Laurent Roullet, INRIA / Alcatel-Lucent
Title:Facing cellular networks capacity growth with small cells

Abstract:

With a capacity demand doubling every year, cellular networks face their own "Moore law" but with a 1 year period!This growth poses not only technical but also business and even societal challenges in terms of sustainable development to the global cellular community, from operators to vendors and academics. Based on few years experience in the Selfnet collaborative project, this talk we will cover some recent research development that can enable true cellular sustainable densification from both capacity, operational and energy perspectives.


Laurent Roullet joined Alcatel-Lucent Bell Labs France in 2009 where he is currently in charge of "Selfnet" (Self Optimized Wireless Networks) research activity inside the INRIA Alcatel-Lucent common laboratory. His current work focuses on small and macro heterogeneous networks issues related to interference cancellation and hand-over optimization techniques.

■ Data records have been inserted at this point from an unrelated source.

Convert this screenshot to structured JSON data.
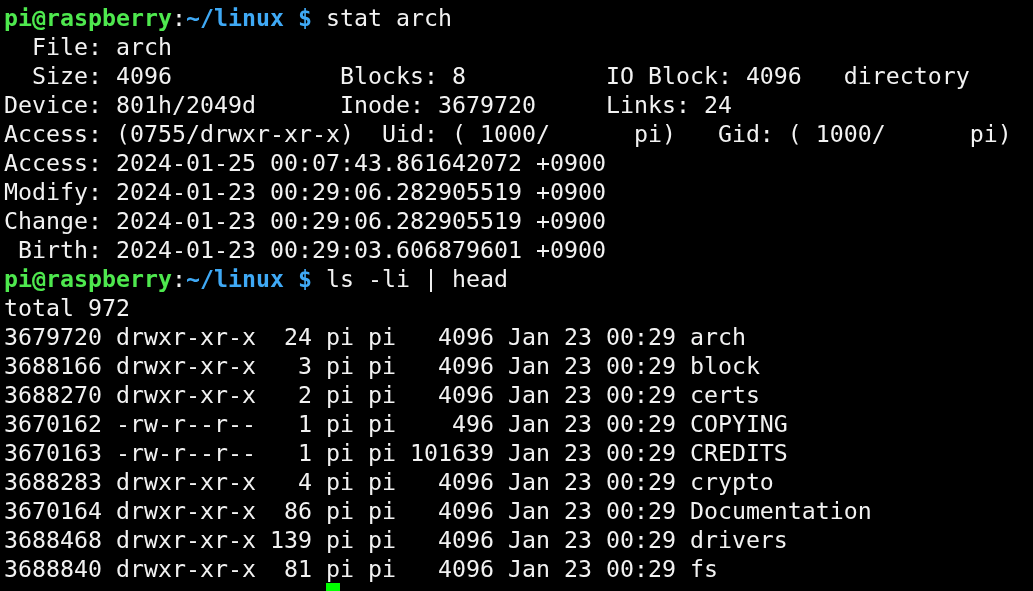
{
  "terminal": {
    "lines": [
      {
        "kind": "prompt",
        "user_host": "pi@raspberry",
        "separator": ":",
        "path": "~/linux",
        "symbol": "$",
        "command": "stat arch"
      },
      {
        "kind": "output",
        "text": "  File: arch"
      },
      {
        "kind": "output",
        "text": "  Size: 4096            Blocks: 8          IO Block: 4096   directory"
      },
      {
        "kind": "output",
        "text": "Device: 801h/2049d      Inode: 3679720     Links: 24"
      },
      {
        "kind": "output",
        "text": "Access: (0755/drwxr-xr-x)  Uid: ( 1000/      pi)   Gid: ( 1000/      pi)"
      },
      {
        "kind": "output",
        "text": "Access: 2024-01-25 00:07:43.861642072 +0900"
      },
      {
        "kind": "output",
        "text": "Modify: 2024-01-23 00:29:06.282905519 +0900"
      },
      {
        "kind": "output",
        "text": "Change: 2024-01-23 00:29:06.282905519 +0900"
      },
      {
        "kind": "output",
        "text": " Birth: 2024-01-23 00:29:03.606879601 +0900"
      },
      {
        "kind": "prompt",
        "user_host": "pi@raspberry",
        "separator": ":",
        "path": "~/linux",
        "symbol": "$",
        "command": "ls -li | head"
      },
      {
        "kind": "output",
        "text": "total 972"
      },
      {
        "kind": "output",
        "text": "3679720 drwxr-xr-x  24 pi pi   4096 Jan 23 00:29 arch"
      },
      {
        "kind": "output",
        "text": "3688166 drwxr-xr-x   3 pi pi   4096 Jan 23 00:29 block"
      },
      {
        "kind": "output",
        "text": "3688270 drwxr-xr-x   2 pi pi   4096 Jan 23 00:29 certs"
      },
      {
        "kind": "output",
        "text": "3670162 -rw-r--r--   1 pi pi    496 Jan 23 00:29 COPYING"
      },
      {
        "kind": "output",
        "text": "3670163 -rw-r--r--   1 pi pi 101639 Jan 23 00:29 CREDITS"
      },
      {
        "kind": "output",
        "text": "3688283 drwxr-xr-x   4 pi pi   4096 Jan 23 00:29 crypto"
      },
      {
        "kind": "output",
        "text": "3670164 drwxr-xr-x  86 pi pi   4096 Jan 23 00:29 Documentation"
      },
      {
        "kind": "output",
        "text": "3688468 drwxr-xr-x 139 pi pi   4096 Jan 23 00:29 drivers"
      },
      {
        "kind": "output",
        "text": "3688840 drwxr-xr-x  81 pi pi   4096 Jan 23 00:29 fs"
      },
      {
        "kind": "cursor"
      }
    ]
  }
}
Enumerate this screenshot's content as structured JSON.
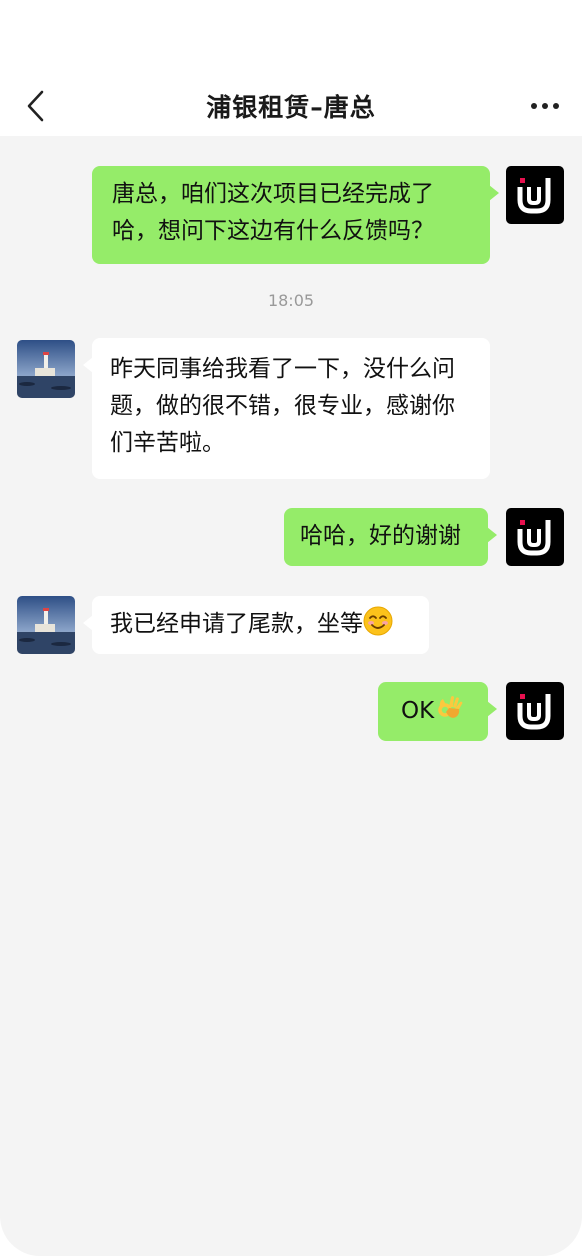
{
  "header": {
    "title": "浦银租赁–唐总",
    "back_icon": "chevron-left-icon",
    "more_icon": "more-dots-icon"
  },
  "messages": [
    {
      "from": "me",
      "text": "唐总，咱们这次项目已经完成了哈，想问下这边有什么反馈吗？"
    },
    {
      "timestamp": "18:05"
    },
    {
      "from": "other",
      "text": "昨天同事给我看了一下，没什么问题，做的很不错，很专业，感谢你们辛苦啦。"
    },
    {
      "from": "me",
      "text": "哈哈，好的谢谢"
    },
    {
      "from": "other",
      "text": "我已经申请了尾款，坐等",
      "emoji": "smiling-face-emoji"
    },
    {
      "from": "me",
      "text": "OK",
      "emoji": "ok-hand-emoji"
    }
  ],
  "colors": {
    "my_bubble": "#95ec69",
    "other_bubble": "#ffffff",
    "chat_bg": "#f4f4f4",
    "brand_logo_bg": "#000000",
    "brand_accent": "#e8104f"
  }
}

With more than 10 years of research experience in mobile communication systems, Laurent ROULLET is also an expert in DVB-SH (the first heterogeneous mobile broadcasting system to be standardized) and as such exerted as ALU lead representative to the DVB Forum from 2006 to 2010. Laurent Roullet is graduated from Ecole Polytechnique (Palaiseau, 1992).